From the patients' perspective, the struggles of bureaucrats and administrators, the number of examinations deemed adequate per machine or the characteristics of the machine itself are unimportant. It is the expediency of the health service and the quality of medical performance that matter. This is what should guide the policies of reimbursement institutions.
It does not take special foresight to see that both the expediency of the system and the quality of care are directly dependent on adequate reimbursement. Unfortunately, experience has shown that health bureaucrats are willing to pay for machines but are reluctant to pay for their operation and the physicians’ skills. It is almost as if machines were being acquired for the purpose of wining the “country-with-the-most-machines” race on the one hand or “let’s-go-back-to-herbal-medicine” on the other, and not for the real purpose of providing a service to patients.

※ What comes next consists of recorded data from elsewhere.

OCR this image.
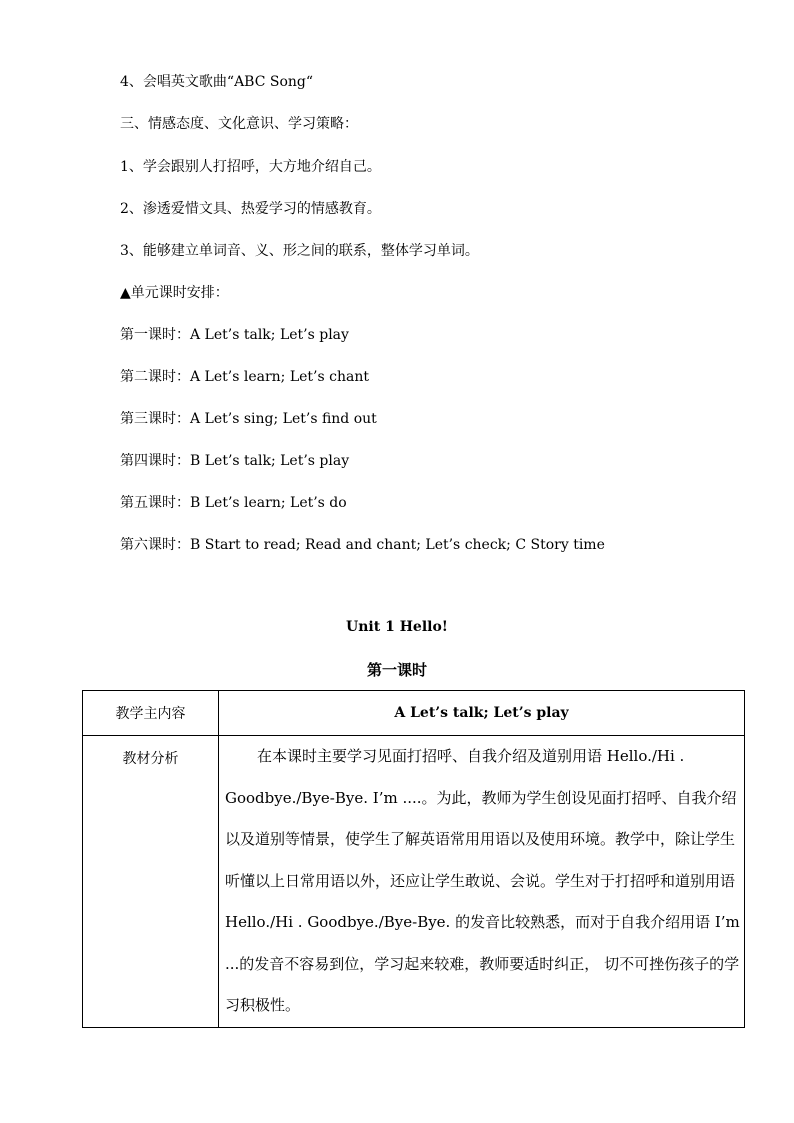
4、会唱英文歌曲“ABC Song“
三、情感态度、文化意识、学习策略：
1、学会跟别人打招呼，大方地介绍自己。
2、渗透爱惜文具、热爱学习的情感教育。
3、能够建立单词音、义、形之间的联系，整体学习单词。
▲单元课时安排：
第一课时：A Let’s talk; Let’s play
第二课时：A Let’s learn; Let’s chant
第三课时：A Let’s sing; Let’s find out
第四课时：B Let’s talk; Let’s play
第五课时：B Let’s learn; Let’s do
第六课时：B Start to read; Read and chant; Let’s check; C Story time
Unit 1 Hello!
第一课时
教学主内容	A Let’s talk; Let’s play
教材分析	在本课时主要学习见面打招呼、自我介绍及道别用语 Hello./Hi . Goodbye./Bye-Bye. I’m ....。为此，教师为学生创设见面打招呼、自我介绍以及道别等情景，使学生了解英语常用用语以及使用环境。教学中，除让学生听懂以上日常用语以外，还应让学生敢说、会说。学生对于打招呼和道别用语 Hello./Hi . Goodbye./Bye-Bye. 的发音比较熟悉，而对于自我介绍用语 I’m ...的发音不容易到位，学习起来较难，教师要适时纠正， 切不可挫伤孩子的学习积极性。
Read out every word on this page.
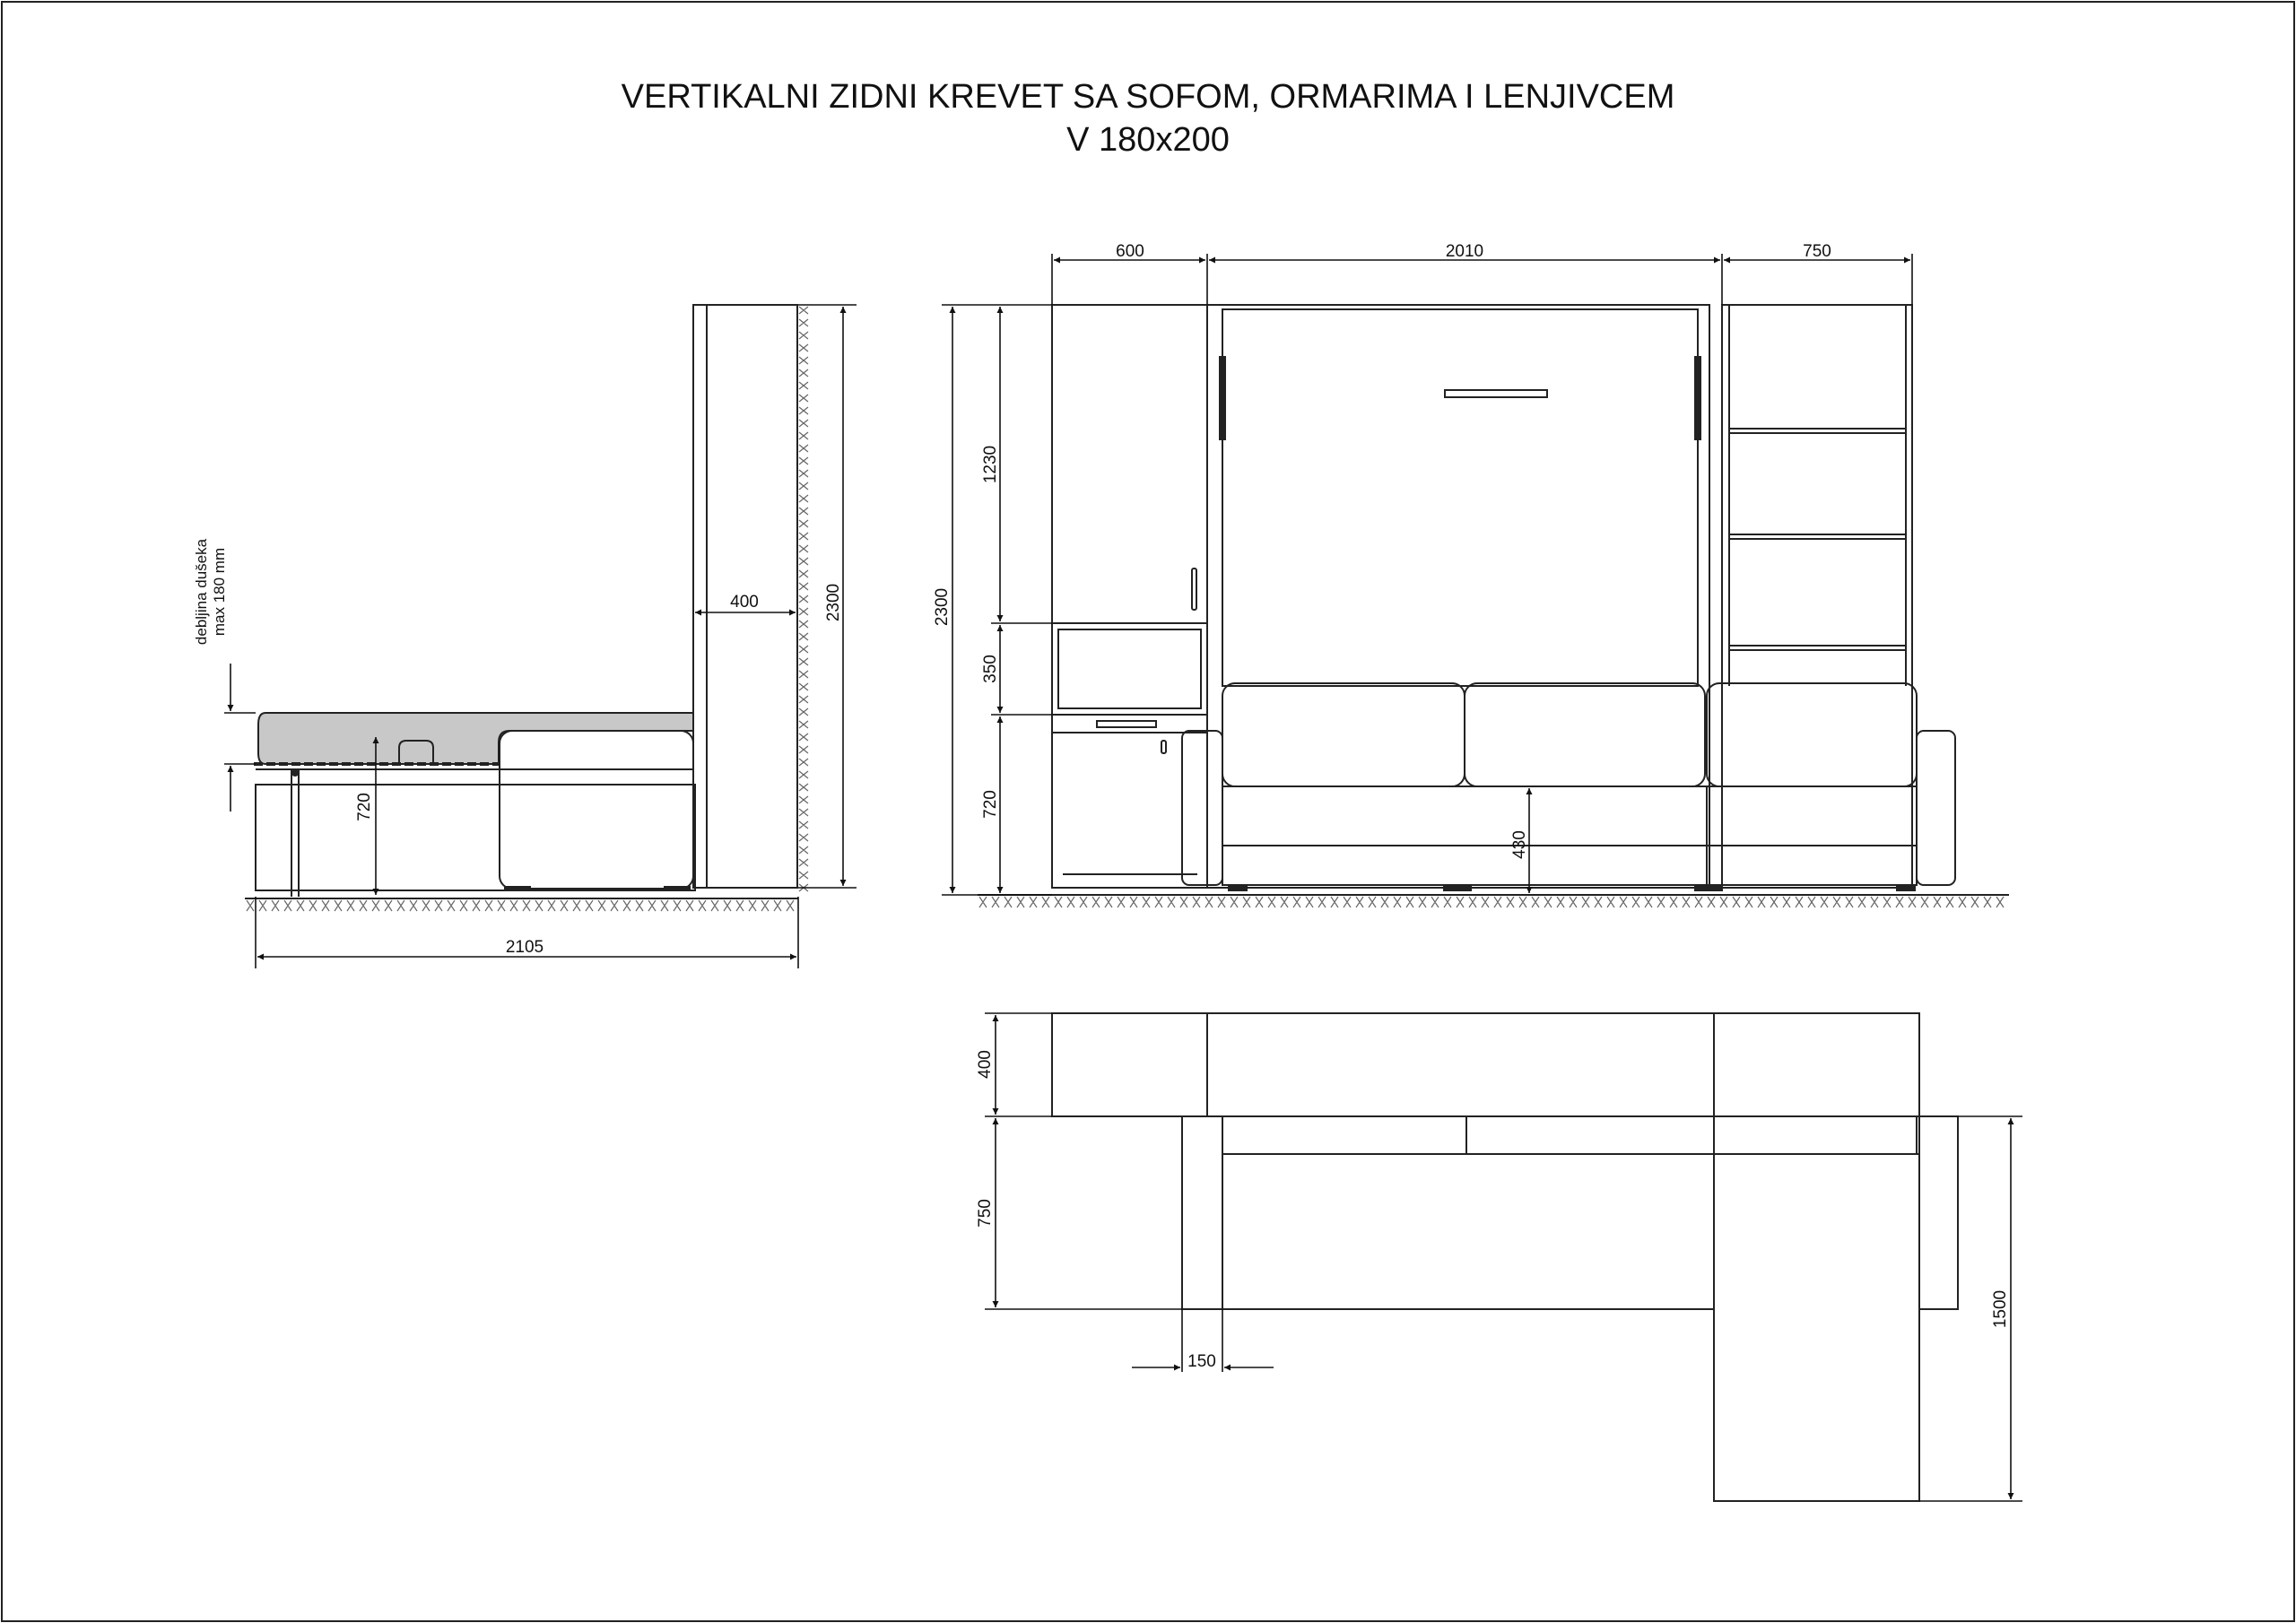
2105
2300
400
720
debljina dušeka max 180 mm
600	2010	750
2300
1230
350
720
430
400
750
150
1500
VERTIKALNI ZIDNI KREVET SA SOFOM, ORMARIMA I LENJIVCEM
V 180x200
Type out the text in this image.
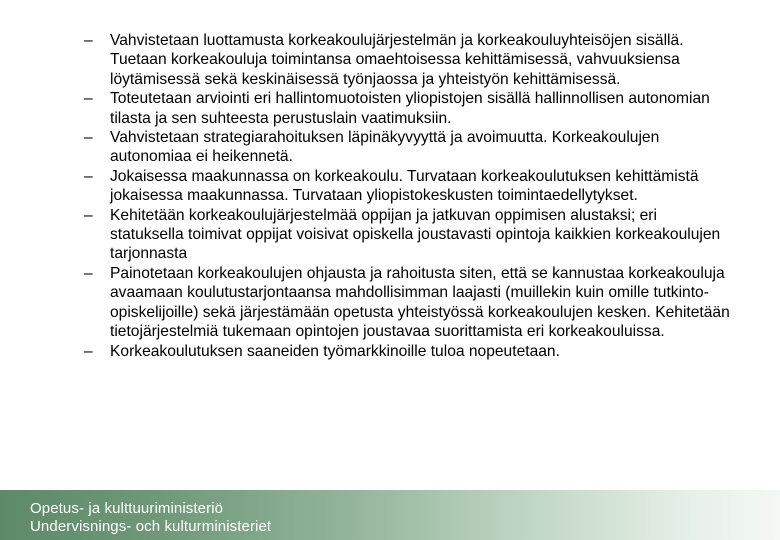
– Vahvistetaan luottamusta korkeakoulujärjestelmän ja korkeakouluyhteisöjen sisällä. Tuetaan korkeakouluja toimintansa omaehtoisessa kehittämisessä, vahvuuksiensa löytämisessä sekä keskinäisessä työnjaossa ja yhteistyön kehittämisessä.
– Toteutetaan arviointi eri hallintomuotoisten yliopistojen sisällä hallinnollisen autonomian tilasta ja sen suhteesta perustuslain vaatimuksiin.
– Vahvistetaan strategiarahoituksen läpinäkyvyyttä ja avoimuutta. Korkeakoulujen autonomiaa ei heikennetä.
– Jokaisessa maakunnassa on korkeakoulu. Turvataan korkeakoulutuksen kehittämistä jokaisessa maakunnassa. Turvataan yliopistokeskusten toimintaedellytykset.
– Kehitetään korkeakoulujärjestelmää oppijan ja jatkuvan oppimisen alustaksi; eri statuksella toimivat oppijat voisivat opiskella joustavasti opintoja kaikkien korkeakoulujen tarjonnasta
– Painotetaan korkeakoulujen ohjausta ja rahoitusta siten, että se kannustaa korkeakouluja avaamaan koulutustarjontaansa mahdollisimman laajasti (muillekin kuin omille tutkinto-opiskelijoille) sekä järjestämään opetusta yhteistyössä korkeakoulujen kesken. Kehitetään tietojärjestelmiä tukemaan opintojen joustavaa suorittamista eri korkeakouluissa.
– Korkeakoulutuksen saaneiden työmarkkinoille tuloa nopeutetaan.
Opetus- ja kulttuuriministeriö
Undervisnings- och kulturministeriet
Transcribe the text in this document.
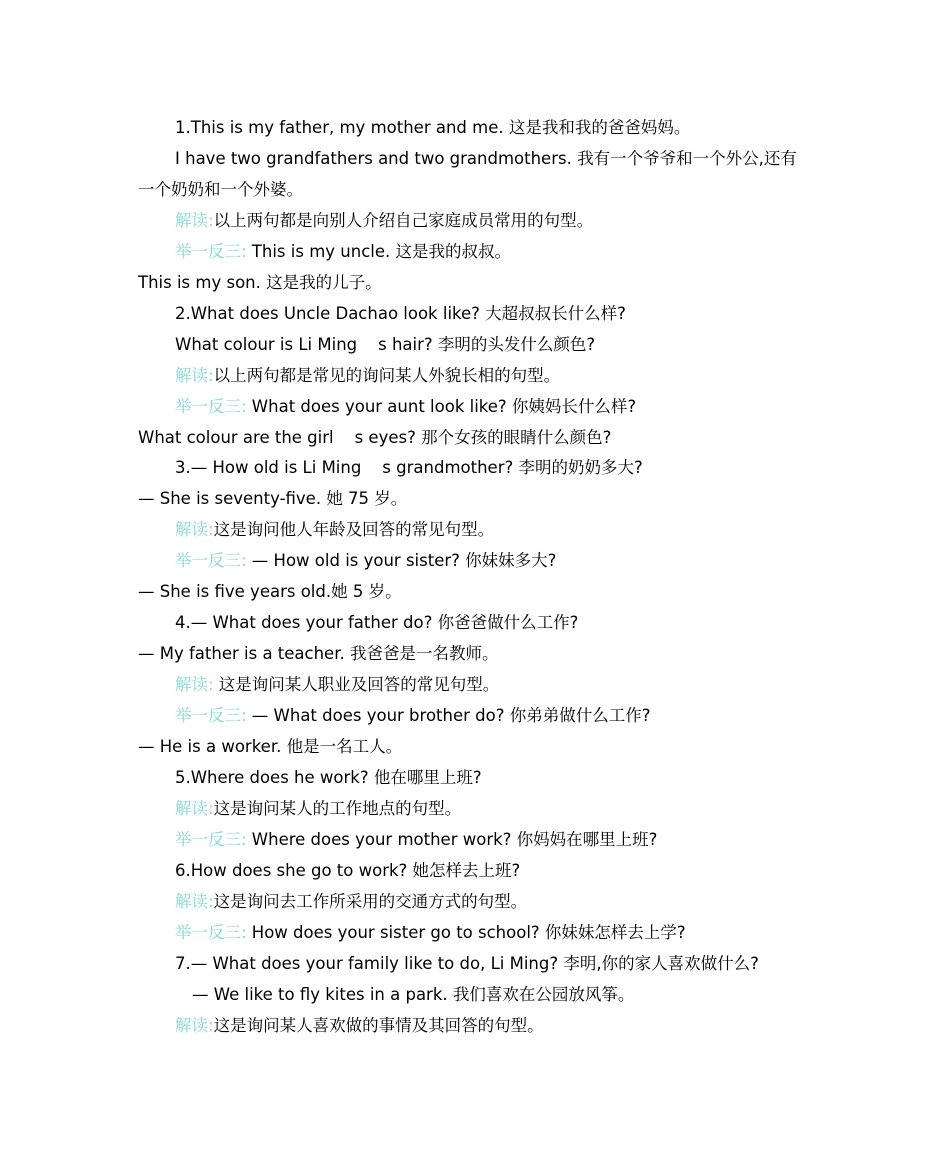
1.This is my father, my mother and me. 这是我和我的爸爸妈妈。
I have two grandfathers and two grandmothers. 我有一个爷爷和一个外公,还有
一个奶奶和一个外婆。
解读:以上两句都是向别人介绍自己家庭成员常用的句型。
举一反三: This is my uncle. 这是我的叔叔。
This is my son. 这是我的儿子。
2.What does Uncle Dachao look like? 大超叔叔长什么样?
What colour is Li Ming    s hair? 李明的头发什么颜色?
解读:以上两句都是常见的询问某人外貌长相的句型。
举一反三: What does your aunt look like? 你姨妈长什么样?
What colour are the girl    s eyes? 那个女孩的眼睛什么颜色?
3.— How old is Li Ming    s grandmother? 李明的奶奶多大?
— She is seventy-five. 她 75 岁。
解读:这是询问他人年龄及回答的常见句型。
举一反三: — How old is your sister? 你妹妹多大?
— She is five years old.她 5 岁。
4.— What does your father do? 你爸爸做什么工作?
— My father is a teacher. 我爸爸是一名教师。
解读: 这是询问某人职业及回答的常见句型。
举一反三: — What does your brother do? 你弟弟做什么工作?
— He is a worker. 他是一名工人。
5.Where does he work? 他在哪里上班?
解读:这是询问某人的工作地点的句型。
举一反三: Where does your mother work? 你妈妈在哪里上班?
6.How does she go to work? 她怎样去上班?
解读:这是询问去工作所采用的交通方式的句型。
举一反三: How does your sister go to school? 你妹妹怎样去上学?
7.— What does your family like to do, Li Ming? 李明,你的家人喜欢做什么?
— We like to fly kites in a park. 我们喜欢在公园放风筝。
解读:这是询问某人喜欢做的事情及其回答的句型。
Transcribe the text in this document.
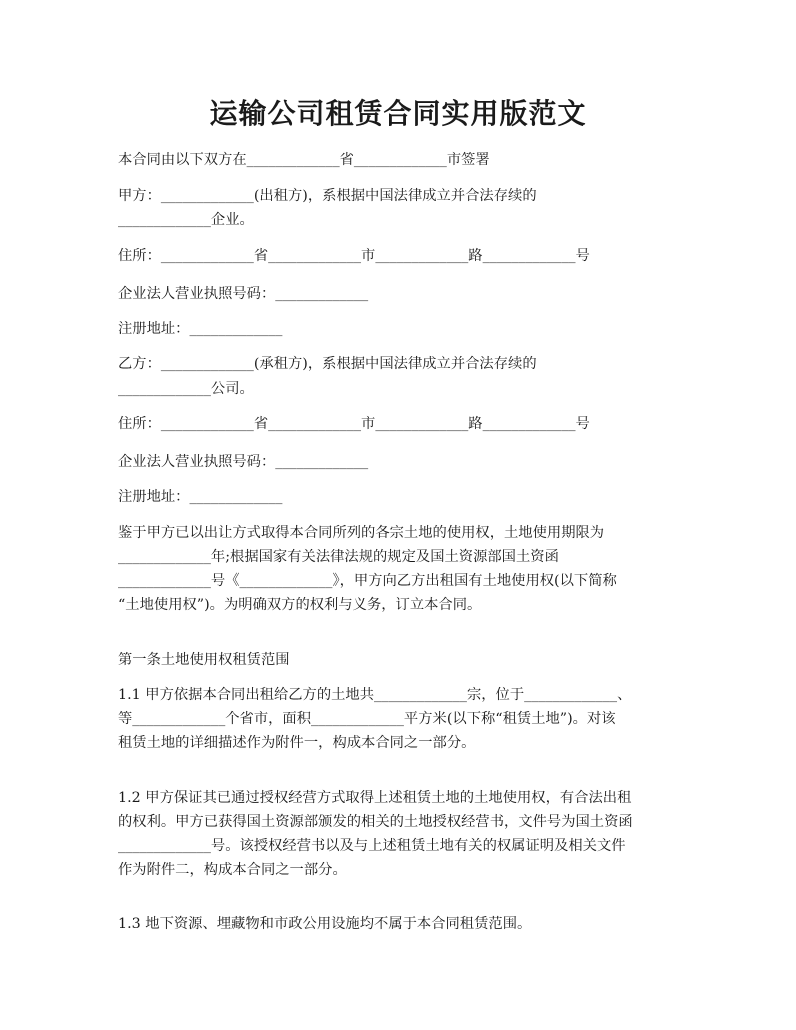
运输公司租赁合同实用版范文

本合同由以下双方在_____________省_____________市签署

甲方：_____________(出租方)，系根据中国法律成立并合法存续的

_____________企业。

住所：_____________省_____________市_____________路_____________号

企业法人营业执照号码：_____________

注册地址：_____________

乙方：_____________(承租方)，系根据中国法律成立并合法存续的

_____________公司。

住所：_____________省_____________市_____________路_____________号

企业法人营业执照号码：_____________

注册地址：_____________

鉴于甲方已以出让方式取得本合同所列的各宗土地的使用权，土地使用期限为

_____________年;根据国家有关法律法规的规定及国土资源部国土资函

_____________号《_____________》，甲方向乙方出租国有土地使用权(以下简称

“土地使用权”)。为明确双方的权利与义务，订立本合同。

第一条土地使用权租赁范围

1.1 甲方依据本合同出租给乙方的土地共_____________宗，位于_____________、

等_____________个省市，面积_____________平方米(以下称“租赁土地”)。对该

租赁土地的详细描述作为附件一，构成本合同之一部分。

1.2 甲方保证其已通过授权经营方式取得上述租赁土地的土地使用权，有合法出租

的权利。甲方已获得国土资源部颁发的相关的土地授权经营书，文件号为国土资函

_____________号。该授权经营书以及与上述租赁土地有关的权属证明及相关文件

作为附件二，构成本合同之一部分。

1.3 地下资源、埋藏物和市政公用设施均不属于本合同租赁范围。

In this context, the first question should be how many MR imaging systems – high-field, medium-field, and low-field – are necessary to cover the needs of a given population in an economic way. The answer to this question could be supplied by free market laws of demand and supply or it could be determined by a conscientious analysis of needs and capabilities. An international effort with the latter in mind is under way. Its goals are to outline the appropriate medical use of MR imaging with respect to other available diagnostic techniques and to analyze the adequate use of MR imaging in the health system with regard to technology and costs.
It then falls to reimbursement agencies to determine adequate fees on the basis of real needs and costs. Of course, different machines create different costs. A possible solution could be a standard fee calculated for an average mid-field machine, with an extra fee for more expensive high-field machines limited to those cases where high-field examinations are really compulsory. The calculation should not be more than a simple mathematical equation where machine depreciation and running costs, personnel costs, necessary supplies such as contrast agents, and, last but not least, the radiologist’s fee are factors considered.